Announcement | Winners of the Library Innovation Prizes and Carney Institute Brain Science Reproducible Paper Prize

This year the Brown University Library and the Carney Institute for Brain Science partnered to create new awards to recognize student innovations in research rigor, transparency, or reproducibility.

Andrew Creamer, Scientific Data Management Specialist and librarian for Computer Science and Cognitive, Linguistic & Psychological Sciences, and Dr. Jason Ritt, Scientific Director of the Carney Institute, collaborated to update the Library’s Innovation Prize, first awarded in 2015, to reflect Brown’s recent focus on open access and research rigor and transparency and to highlight innovations in student research. The Carney Institute Brain Science Reproducible Paper Prize was created this year to honor innovations in reproducibility as documented by students in their honors theses and/or publications with Brown faculty. 

Library Prizes for Innovations in Research Rigor, Transparency, or Reproducibility

The Library Innovation Prizes were awarded to publications and/or digital projects in three categories based on methods/discipline.

Humanities and Digital Humanities

Sara Mohr

PhD students Sara Mohr (Egyptology & Assyriology) and Shane M. Thompson (Religious Studies) were selected for their digital humanities project, “The Advanced Digitization and Archival Analysis for Preservation and Accessibility (ADAAPA) Project.” Sara and Shane worked with several subject experts, including Bill Monroe, Senior Scholarly Resources Librarian, and Lindsay Elgin, Senior Library Technologist. The team was able to digitally represent the cuneiform objects in the John Hay Library along with the translations of their texts and accompanying archival material elucidating their provenance. View the cuneiform in the Brown Digital Repository.

Shane M. Thompson

Life and Physical Sciences Category

Adam Spierer

Ecology and Evolutionary Biology PhD student Adam Spierer (Rand Lab) was selected for his contributions to the development of the FreeClimber research software and its use in both a forthcoming publication (and chapter of his dissertation), “The Genetic Architecture of Flight and Climbing Performance in Drosophila melanogaster.” This program was designed initially for replacing manual assessment of the climbing performance in Drosophila (fruit flies); however, the program employs several functions that may be of use beyond the initial design in his field. The program can be accessed from the source code available in the Brown Digital Repository and on GitHub.

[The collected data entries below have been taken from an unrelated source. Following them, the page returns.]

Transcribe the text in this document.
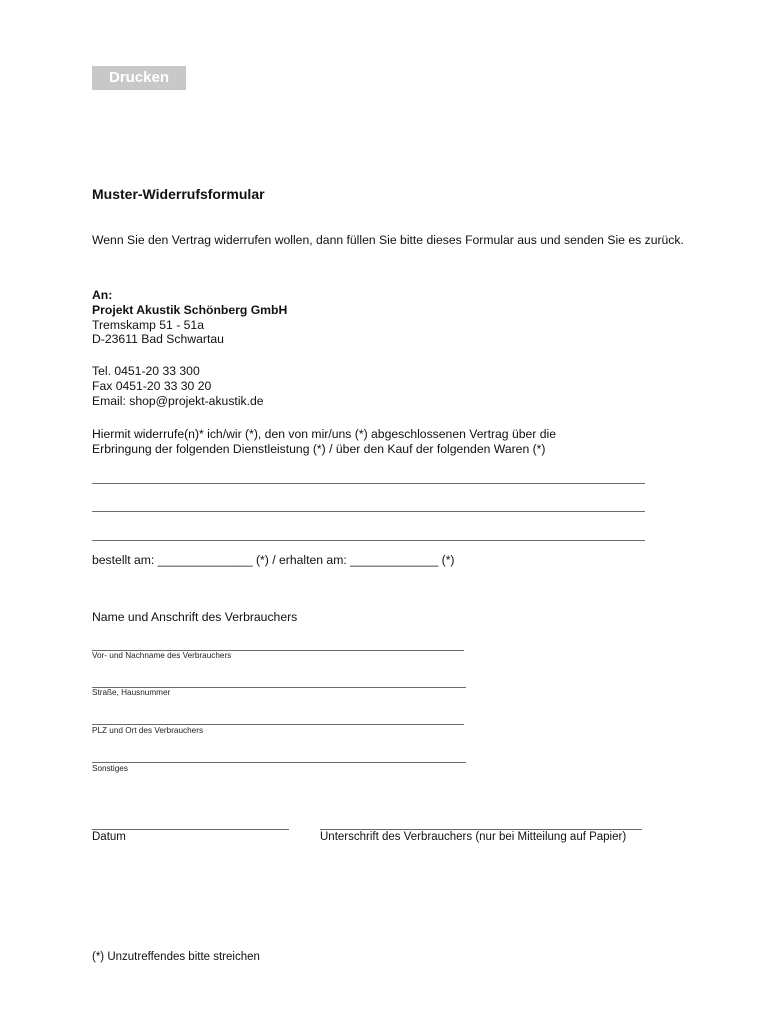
Drucken

Muster-Widerrufsformular

Wenn Sie den Vertrag widerrufen wollen, dann füllen Sie bitte dieses Formular aus und senden Sie es zurück.

An:
Projekt Akustik Schönberg GmbH
Tremskamp 51 - 51a
D-23611 Bad Schwartau
Tel. 0451-20 33 300
Fax 0451-20 33 30 20
Email: shop@projekt-akustik.de
Hiermit widerrufe(n)* ich/wir (*), den von mir/uns (*) abgeschlossenen Vertrag über die
Erbringung der folgenden Dienstleistung (*) / über den Kauf der folgenden Waren (*)

bestellt am: ______________ (*) / erhalten am: _____________ (*)

Name und Anschrift des Verbrauchers

Vor- und Nachname des Verbrauchers

Straße, Hausnummer

PLZ und Ort des Verbrauchers

Sonstiges

Datum	Unterschrift des Verbrauchers (nur bei Mitteilung auf Papier)

(*) Unzutreffendes bitte streichen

Behavioral, Public Health, and Social Sciences Category

Joseph Heffner

CLPS PhD student Joseph Heffner (FeldmanHall Lab) was selected for his dissertation project and publication, “Emotional responses to prosocial messages increase willingness to self-isolate during the COVID-19 pandemic.” Joseph made use of the Library’s new Center for Open Science, supporting institutional membership, and utilizing its Open Science Framework (OSF) for pre-registering his and his co-author’s study as well as sharing its OSF preprint platform for sharing their publication.

We would like to thank the panel of volunteer judges:

  • Lydia Curliss, Native American and Indigenous Studies and Physical Sciences Librarian
  • Dr. Oludurotimi Adetunji, Associate Dean of the College for Undergraduate Research and Inclusive Science

Carney Institute inaugural Brain Science Reproducible Paper Prize

Logan Cho ’20

Logan Cho ’20 was selected to receive the Carney Institute inaugural Brain Science Reproducible Paper Prize for his contributions to the project and publication, “Automating Clinical Chart Review: An Open-Source Natural Language Processing Pipeline Developed on Free-Text Radiology Reports From Patients With Glioblastoma.” 

Thank you to the volunteer judges:

  • Dr. David Sheinberg, Professor of Neuroscience
  • PhD student Abdullah Rashed Ahmed (Serre Lab)

The judges commented that “Logan’s application nicely illustrates how open source tools for natural language processing can be used to mine information from clinical reports of patients with glioblastoma. The approach was innovative and, between the publication and the associated Python notebook made available through GitHub, the analysis pipeline was clearly presented.” 

Congratulations to these students for their innovations and for the positive impact they have made on their academic fields’ methodological rigor, transparency, or reproducibility!